I was planning to review this a couple weeks ago when I was doing the minor Tarantino works. He’s uncredited, but he script-doctored some of the dialogue, and it shows. There are obvious pop culture ones: two officers get in a fight over which artist had the definitive version of The Silver Surfer (is this also a reference to BREATHLESS?), Hunter somehow inspires the guy fixing the radio by talking to him about Star Trek. I believe he also added Ramsey having a little dog (who, by the way, wags his tail happily when everything is okay – he was on Hunter’s side) and their discussion of different breeds of horses. I imagine he also wrote Ramsey’s speech where he describes their mission as “We have to go out there and give the man a moment of pause.”
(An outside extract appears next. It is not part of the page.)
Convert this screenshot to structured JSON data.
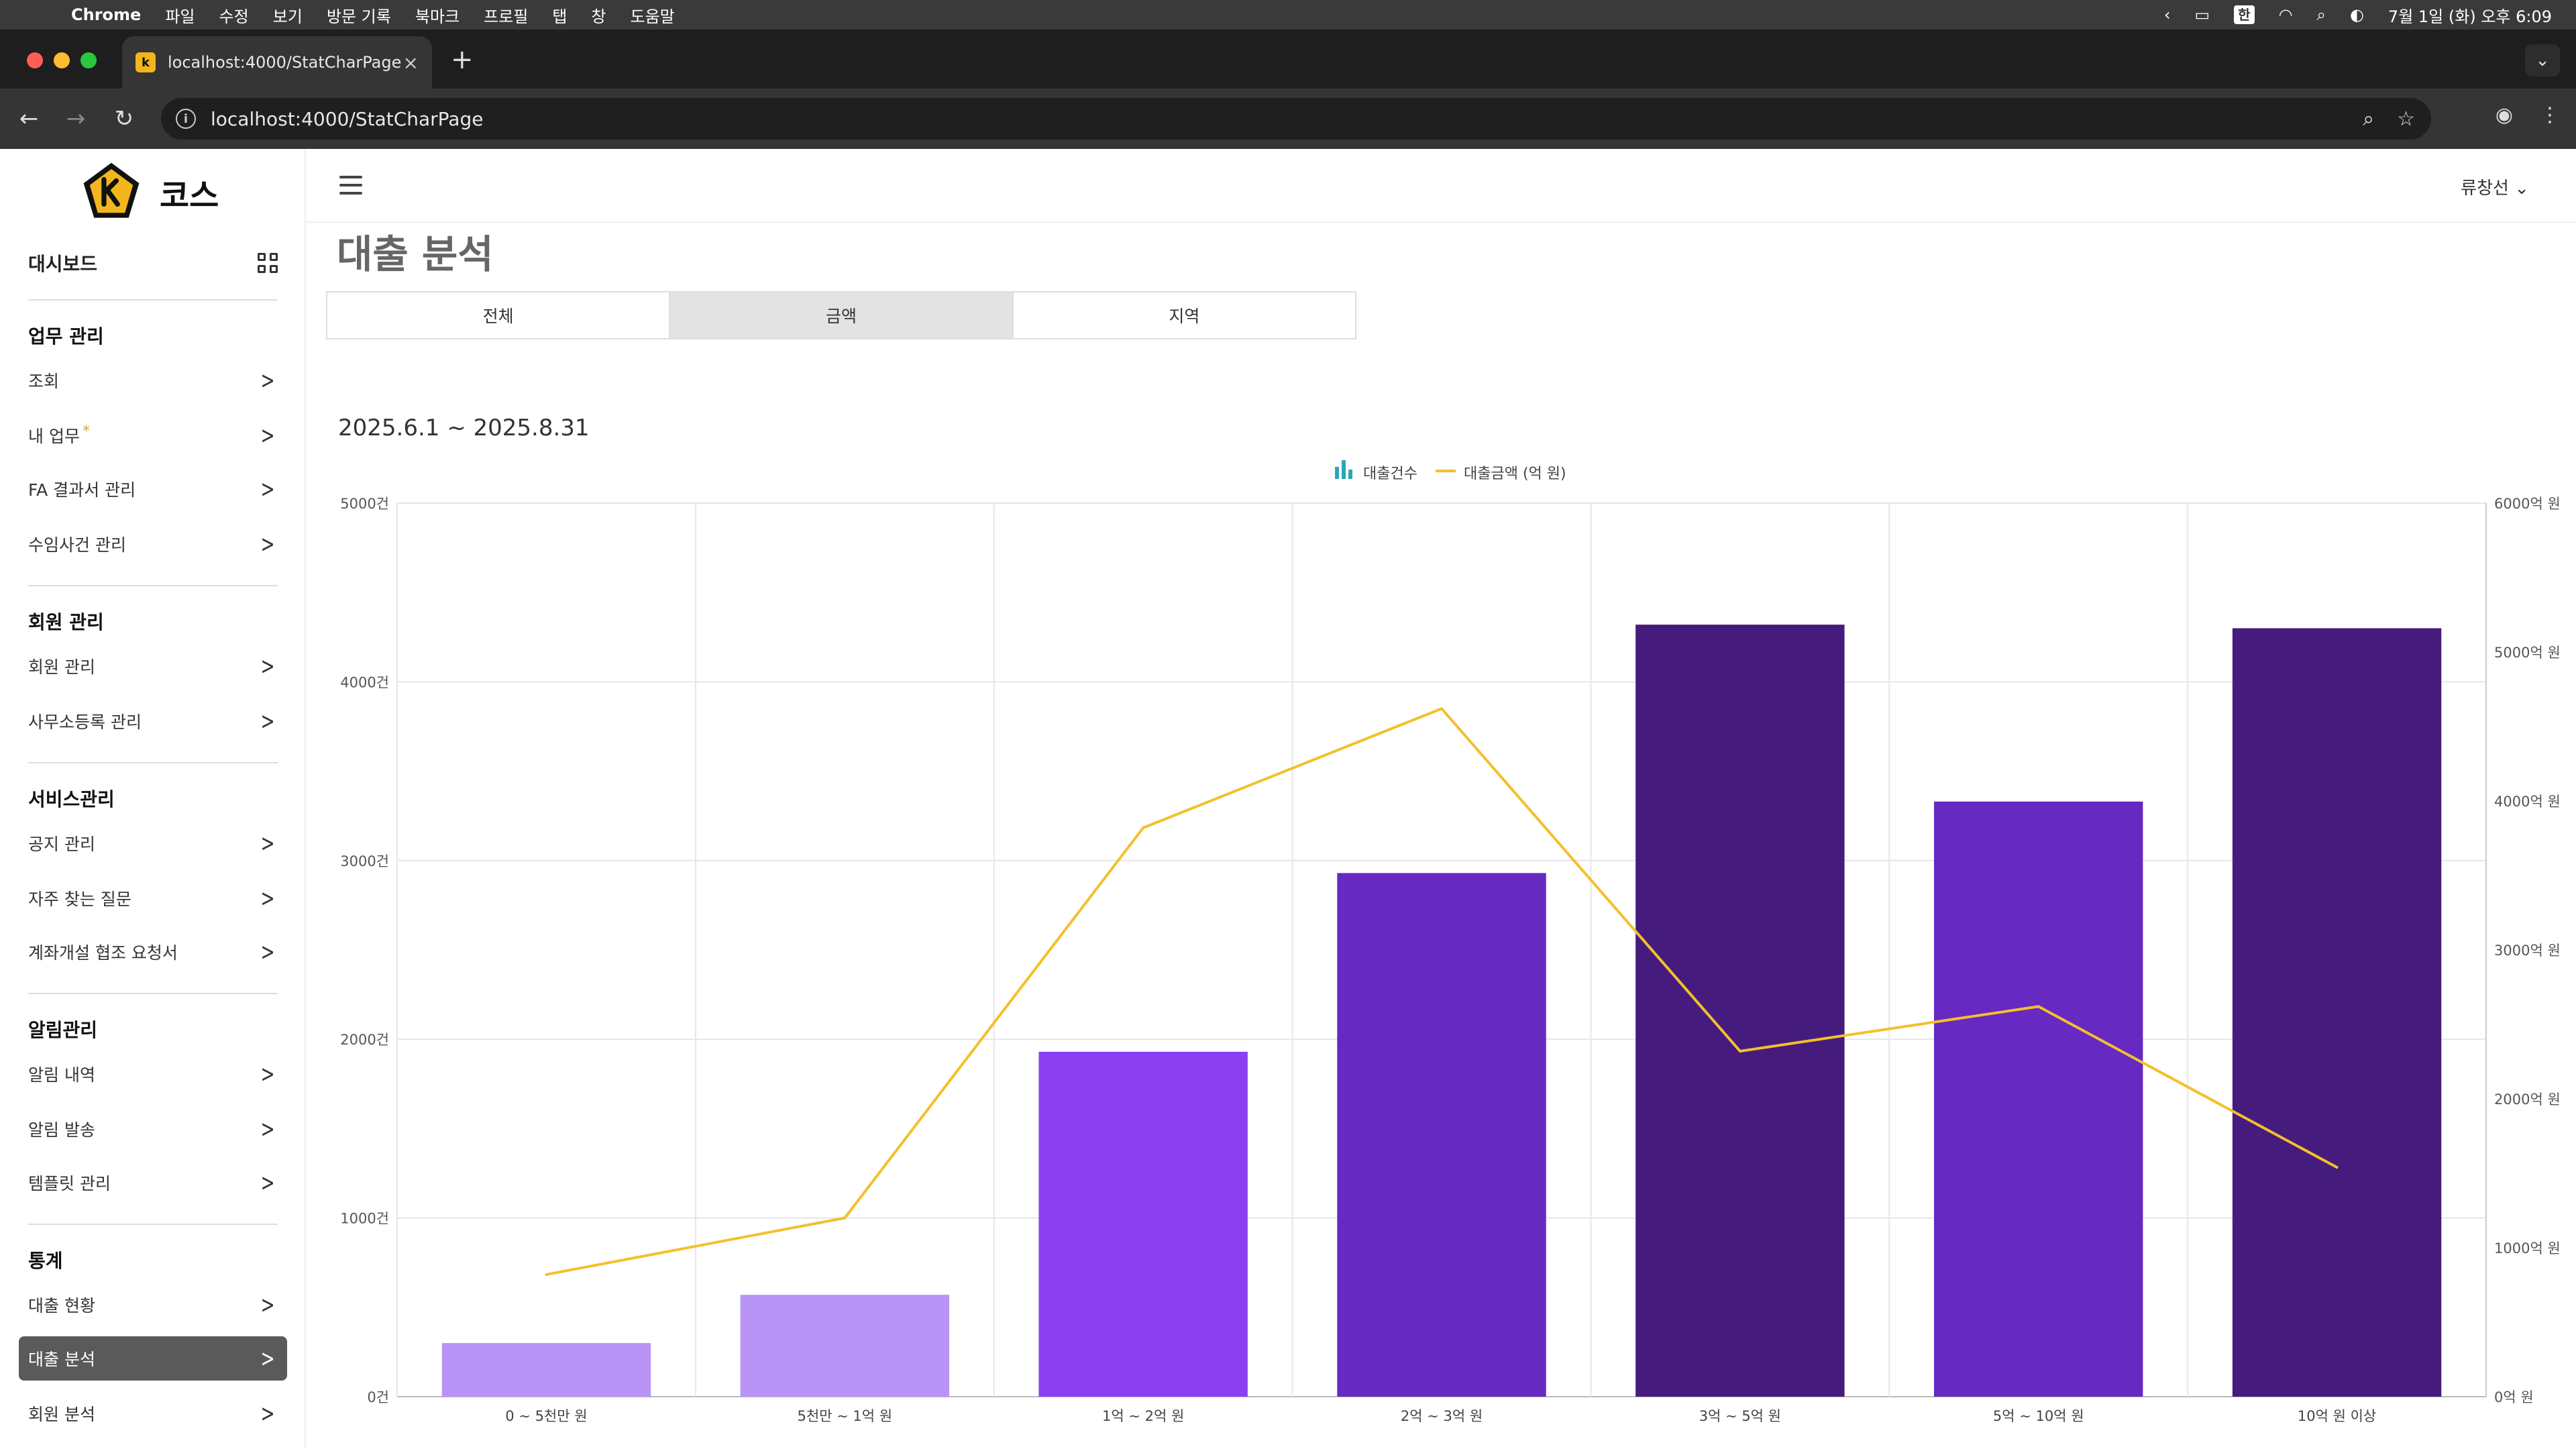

Apparently when Tarantino visited the set Denzel confronted him about racial slurs in his movies. It must’ve been scary to get chew out by Malcolm X, but it didn’t stop him from writing JACKIE BROWN. The Premiere article this story comes from doesn’t seem to be online anywhere, but I did find more recent quotes from GQ where he says “I buried that hatchet. I sought him out ten years ago. I told him, ‘Look, I apologize.'” That’s kinda weird that he’d have to apologize. RESERVOIR DOGS, TRUE ROMANCE and PULP FICTION all had white characters who weren’t even the villains casually dropping racial slurs. In PULP FICTION it was Tarantino himself saying it. So it’s not like his point was completely crazy. Maybe he really lit into him.
To answer my original question I guess there would’ve been even more pressure if there were a bunch of bees loose on the sub. Because it would be hard to hide from bees down there. But back then the cgi for swarms wasn’t as good so that’s probly why they didn’t do it and just had to rely on the pressure of the nuclear conflict.
I liked this one when I first saw it, and it completely held up all these years later. In fact I think it’s a little better than I remembered. Personally I rank this as Tony Scott’s second best.
September 21st, 2012 at 2:17 am
Hackman was always good at playing authority figures one step away from abusing his power. This and UNFORGIVEN are prime examples of that.